In community property states, such as California, spouses have ownership rights in IP created by the other spouse during the term of the marriage.
As shown below, there are unique ownership issues for different types of IP.
Absent written agreement, all inventors can each independently license to third parties without any duty or notice to co-inventors, perhaps with inconsistent terms. Hence, co-owners could compete with each other.
Absent written agreement, each owner can independently license to third parties on inconsistent terms, but contrary to patent law, all co-owners have a duty to each other to provide financial accounting and share the proceeds from licensing. Such duty can be changed with written agreements.
It is the business, not the creators that own the trademark. The artistic appearance of the trademark might be protected by copyright. Do not use the logo unless the copyright is assigned or licensed to the company, especially when the logo is produced by a contractor.
Open-source software (OSS) licensing
The following 6 OSS licenses cover 99% of the use case.
Copy-left licenses (free software):
- Eclipse Public License, CDDL, Mozilla Public License (these 3 are effectively identical)
- Apache 2
Permissive licenses allow the user to do whatever as long as the license header is kept.
Copy-left licenses require that if you distribute your software in binary form, you must make the corresponding source code available to binary recipients and only license your code on the same copy-left licensing terms.
Distribution is the key here because it is a right under the US copyright law. Distribution means transferring a copy from a legal person to another. Absent distribution, most OSS licenses impose no condition. For most licenses, SaaS is not considered distribution, but pay attention to the recent trend of adoption of the Server Side Public License.
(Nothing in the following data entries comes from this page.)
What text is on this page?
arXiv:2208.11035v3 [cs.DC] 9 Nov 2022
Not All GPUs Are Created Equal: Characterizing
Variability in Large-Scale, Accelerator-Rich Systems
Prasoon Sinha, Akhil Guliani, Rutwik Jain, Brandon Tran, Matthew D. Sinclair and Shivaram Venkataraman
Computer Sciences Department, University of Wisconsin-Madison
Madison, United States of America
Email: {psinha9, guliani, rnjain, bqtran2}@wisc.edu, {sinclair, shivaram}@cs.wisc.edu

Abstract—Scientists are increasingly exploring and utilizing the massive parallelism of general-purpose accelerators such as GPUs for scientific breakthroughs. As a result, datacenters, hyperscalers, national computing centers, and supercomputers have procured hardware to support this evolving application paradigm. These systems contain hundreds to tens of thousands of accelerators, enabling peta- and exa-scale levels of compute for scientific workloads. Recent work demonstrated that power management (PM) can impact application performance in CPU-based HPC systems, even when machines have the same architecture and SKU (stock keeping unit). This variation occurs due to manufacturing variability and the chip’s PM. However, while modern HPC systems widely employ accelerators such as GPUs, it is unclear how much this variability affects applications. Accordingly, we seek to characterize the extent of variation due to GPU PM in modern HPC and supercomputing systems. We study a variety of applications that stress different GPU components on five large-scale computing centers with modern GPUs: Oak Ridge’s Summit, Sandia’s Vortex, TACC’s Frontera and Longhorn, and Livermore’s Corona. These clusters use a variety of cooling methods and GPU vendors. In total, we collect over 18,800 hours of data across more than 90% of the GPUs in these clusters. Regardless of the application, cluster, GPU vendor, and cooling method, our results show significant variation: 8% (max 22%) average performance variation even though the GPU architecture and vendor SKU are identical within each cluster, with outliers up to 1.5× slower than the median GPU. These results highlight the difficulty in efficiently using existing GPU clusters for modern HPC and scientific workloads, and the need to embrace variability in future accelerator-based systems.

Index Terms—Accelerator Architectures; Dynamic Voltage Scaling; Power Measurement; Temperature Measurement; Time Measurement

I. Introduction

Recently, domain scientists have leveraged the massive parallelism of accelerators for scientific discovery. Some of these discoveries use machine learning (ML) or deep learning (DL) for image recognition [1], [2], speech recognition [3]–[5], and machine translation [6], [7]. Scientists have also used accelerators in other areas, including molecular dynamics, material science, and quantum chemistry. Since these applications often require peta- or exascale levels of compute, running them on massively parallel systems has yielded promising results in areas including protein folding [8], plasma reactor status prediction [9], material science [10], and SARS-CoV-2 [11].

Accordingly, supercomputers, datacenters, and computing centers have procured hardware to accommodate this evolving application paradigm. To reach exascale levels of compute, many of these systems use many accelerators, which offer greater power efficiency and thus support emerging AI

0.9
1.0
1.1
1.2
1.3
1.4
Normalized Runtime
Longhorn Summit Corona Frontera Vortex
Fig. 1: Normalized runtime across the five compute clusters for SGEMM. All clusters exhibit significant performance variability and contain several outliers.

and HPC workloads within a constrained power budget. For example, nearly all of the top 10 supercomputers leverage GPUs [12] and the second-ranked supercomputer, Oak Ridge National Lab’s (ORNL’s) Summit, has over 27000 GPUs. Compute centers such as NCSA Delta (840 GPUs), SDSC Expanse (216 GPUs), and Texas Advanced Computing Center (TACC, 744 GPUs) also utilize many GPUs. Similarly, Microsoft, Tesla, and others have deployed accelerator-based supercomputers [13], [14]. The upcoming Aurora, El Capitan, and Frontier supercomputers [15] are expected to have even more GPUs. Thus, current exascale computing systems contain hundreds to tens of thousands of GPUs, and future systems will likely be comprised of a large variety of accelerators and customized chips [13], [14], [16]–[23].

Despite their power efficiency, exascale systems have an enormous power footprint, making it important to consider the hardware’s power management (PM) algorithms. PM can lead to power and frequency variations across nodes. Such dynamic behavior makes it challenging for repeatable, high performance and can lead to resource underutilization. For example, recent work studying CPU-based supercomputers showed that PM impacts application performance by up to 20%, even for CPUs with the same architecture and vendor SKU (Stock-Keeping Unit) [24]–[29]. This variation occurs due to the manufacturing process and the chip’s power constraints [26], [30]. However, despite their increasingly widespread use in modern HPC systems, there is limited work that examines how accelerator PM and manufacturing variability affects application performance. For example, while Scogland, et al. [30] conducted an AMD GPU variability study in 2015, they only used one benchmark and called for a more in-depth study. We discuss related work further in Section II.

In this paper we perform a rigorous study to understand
Copy-left licenses have different levels of restriction as shown below.
GPL - strong copyleft
if any code in a program is GPL, it must all be GPL. This means no proprietary code in a GPL codebase and no linking to proprietary code, because linking is a process that creates executables, as opposed to ways of inter-process communication. In a GPL codebase, code may come from other GPL compatible licenses, such as permissive licenses.
Everything in kernel space is GPL. Proprietary code in the kernel space is risky. Application code that communicates with the kernel through syscalls can be proprietary.
LGPL - library copyleft
If any code in a library is LGPL, then the entire library is LGPL. However, you can dynamically link to proprietary code, which means you need to share changes to the library but not the code using the library. Static linking to proprietary code might be permitted but most companies decided not to after talking to their attorneys. Note that scripting languages basically work by the equivalent of dynamic linking for the purpose of this analysis.
Mozilla, Eclipse, CDDL - weak copyleft
With no rules about linking, these licenses are friendly to proprietary code, which should be kept in a separate file. If you did not modify the licensed code, you easily comply. If you did modify, a simple legal review can help you comply.